If you can find a discounted Series 10 (typically $299-$329 at street prices after Series 11 launch), it is the better buy — same S10 chip, same battery life, but with ECG, SpO2, temperature sensing and the thinner case with wide-angle display. The SE 3 makes sense only if you can save the $50-$80 difference or you specifically want the smaller form factor for a smaller wrist. For most buyers, a discounted Series 10 is the smarter pick.
Does the Apple Watch SE 3 have an always-on display?
Yes — this is the first SE to ship with always-on. The Retina OLED display peaks at 1,000 nits and dims to a low-power state instead of switching off when your wrist is down. This was the single biggest gap that made SE 1 and SE 2 feel dated; it is now closed. Battery life remains roughly 18 hours rated, so the always-on display does cost some runtime — but it brings the SE 3 to feature parity with where the Series 6 was in 2020.
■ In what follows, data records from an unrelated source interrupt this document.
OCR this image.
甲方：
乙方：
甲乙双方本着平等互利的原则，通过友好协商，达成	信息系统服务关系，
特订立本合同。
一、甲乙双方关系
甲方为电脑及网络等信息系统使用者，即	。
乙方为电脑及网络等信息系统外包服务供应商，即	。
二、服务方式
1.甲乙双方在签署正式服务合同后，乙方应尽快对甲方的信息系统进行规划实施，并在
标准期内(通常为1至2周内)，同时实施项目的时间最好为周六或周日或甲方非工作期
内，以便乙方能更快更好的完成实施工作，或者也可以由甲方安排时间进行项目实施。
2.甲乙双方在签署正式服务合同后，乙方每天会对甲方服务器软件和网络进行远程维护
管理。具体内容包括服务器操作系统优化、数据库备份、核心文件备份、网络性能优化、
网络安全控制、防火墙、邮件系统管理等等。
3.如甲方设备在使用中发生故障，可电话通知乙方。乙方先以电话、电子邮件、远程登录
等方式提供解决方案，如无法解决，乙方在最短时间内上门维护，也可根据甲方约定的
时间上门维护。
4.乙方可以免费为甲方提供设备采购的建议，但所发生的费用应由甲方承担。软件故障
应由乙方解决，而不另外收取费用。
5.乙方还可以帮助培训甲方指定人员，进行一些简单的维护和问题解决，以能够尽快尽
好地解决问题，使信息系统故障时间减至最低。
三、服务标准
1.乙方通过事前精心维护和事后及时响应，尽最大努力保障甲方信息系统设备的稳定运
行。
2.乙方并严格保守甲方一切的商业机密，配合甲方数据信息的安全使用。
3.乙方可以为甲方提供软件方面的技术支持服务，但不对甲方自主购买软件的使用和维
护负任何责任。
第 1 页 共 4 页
How long does Apple Watch SE 3 battery last?
Apple rates the SE 3 at 18 hours of standard use, identical to SE 2. In real testing the always-on display costs roughly 2-3 hours from that figure, so expect 15-18 hours with always-on enabled and 18-22 hours with it off. Fast charging is new — 0 to 80% in 45 minutes from the included USB-C cable, which closes the practical gap with Series 11 daily charging. Low Power Mode extends the watch to roughly 36 hours.
Is the Apple Watch SE 3 a good first smartwatch for a teenager or kid?
Yes — and Apple's Family Setup feature makes it the best choice for parents who want to give a kid a smartwatch without buying them an iPhone. Family Setup lets you provision an SE 3 cellular model with its own phone number, contacts, location sharing and Apple Pay (parent-managed). Crash detection, fall detection, Emergency SOS and live location all work on Family Setup mode. The aluminum case survives kid abuse better than the titanium models, and the $249 price tag is gift-friendly compared to $399+ for a Series 11.
Apple Watch SE 3 vs Galaxy Watch 8 — which one is the better budget pick?
If you carry an iPhone, the SE 3 — the Galaxy Watch 8 does not work with iOS. If you carry an Android phone, the SE 3 is not compatible. The cross-shopping question is moot. For iOS users the SE 3 at $249 is the best budget smartwatch shipping in 2026 — better app library, deeper iPhone integration, fall and crash detection. Android budget shoppers should look at the Pixel Watch 3 at $349 or wait for the Galaxy Watch 8 LTE drop to $299 during sales.